Profile Archetypes & Variants

3 min read

There are sixteen primary DISC archetypes — the combinations of the two highest dimensions. DC, DI, DS, DCS, ID, IC, IS, ICS, SD, SI, SC, SCI, CD, CI, CS, and CDI. Each has a distinct behavioral signature, decision pattern, and communication preference. But archetypes are categories, and categories are approximations. Two people who both profile as DC can behave quite differently depending on the magnitude of their scores and their low dimensions.

Do This

  • Use archetypes as starting hypotheses — "this person is likely a DC, which means..." — then refine with score analysis
  • Track how variants within the same archetype produce different behaviors — D:85/C:82 DC versus D:72/C:68 DC
  • Document your own profile variants: what does "DC who is unusually high in I" actually look like in practice

Avoid This

  • Treat archetypes as fixed identities — "she is a DC, so she will always..." ignores the variant
  • Assume two people with the same archetype will respond the same way — the scores and low dimensions differentiate
  • Skip archetype analysis and go straight to raw scores — archetypes are useful shorthand when used as hypotheses

I have mapped every agent on this team to their archetype and variant.

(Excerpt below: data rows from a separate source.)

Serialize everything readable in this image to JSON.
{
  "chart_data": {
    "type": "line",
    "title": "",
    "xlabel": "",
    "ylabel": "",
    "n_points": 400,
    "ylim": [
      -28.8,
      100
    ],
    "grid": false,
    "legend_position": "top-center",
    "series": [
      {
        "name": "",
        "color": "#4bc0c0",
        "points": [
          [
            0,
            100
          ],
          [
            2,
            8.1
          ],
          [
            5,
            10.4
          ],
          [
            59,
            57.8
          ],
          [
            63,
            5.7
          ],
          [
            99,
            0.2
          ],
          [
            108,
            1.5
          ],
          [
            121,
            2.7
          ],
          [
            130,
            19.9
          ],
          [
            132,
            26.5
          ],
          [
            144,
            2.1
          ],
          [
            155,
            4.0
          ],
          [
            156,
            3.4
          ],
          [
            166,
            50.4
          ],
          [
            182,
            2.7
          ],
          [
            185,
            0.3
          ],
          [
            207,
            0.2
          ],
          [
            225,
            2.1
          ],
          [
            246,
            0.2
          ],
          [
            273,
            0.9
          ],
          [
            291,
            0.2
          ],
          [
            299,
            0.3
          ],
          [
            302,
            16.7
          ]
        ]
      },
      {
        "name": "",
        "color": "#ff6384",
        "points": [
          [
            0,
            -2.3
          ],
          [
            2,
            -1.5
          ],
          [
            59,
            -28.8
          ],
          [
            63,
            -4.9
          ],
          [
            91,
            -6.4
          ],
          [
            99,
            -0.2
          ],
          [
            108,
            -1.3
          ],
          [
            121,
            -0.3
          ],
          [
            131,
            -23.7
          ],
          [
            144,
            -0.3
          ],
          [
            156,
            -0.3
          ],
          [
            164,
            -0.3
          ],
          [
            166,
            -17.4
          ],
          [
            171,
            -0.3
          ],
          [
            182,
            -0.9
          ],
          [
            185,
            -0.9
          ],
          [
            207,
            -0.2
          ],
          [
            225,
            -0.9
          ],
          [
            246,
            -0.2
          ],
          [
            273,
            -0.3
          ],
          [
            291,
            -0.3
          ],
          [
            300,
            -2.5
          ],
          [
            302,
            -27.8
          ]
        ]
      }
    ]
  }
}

CLOSER is a DI — but his variant is interesting because his C:55 is high enough to make him data-aware without being data-driven. He uses data the way a high-I uses social proof: selectively, to confirm what his gut already decided. CIPHER is a pure C with a secondary S — his variant is the methodical analyst who would rather be thorough than fast. Same team. Same mission. Completely different behavioral physics.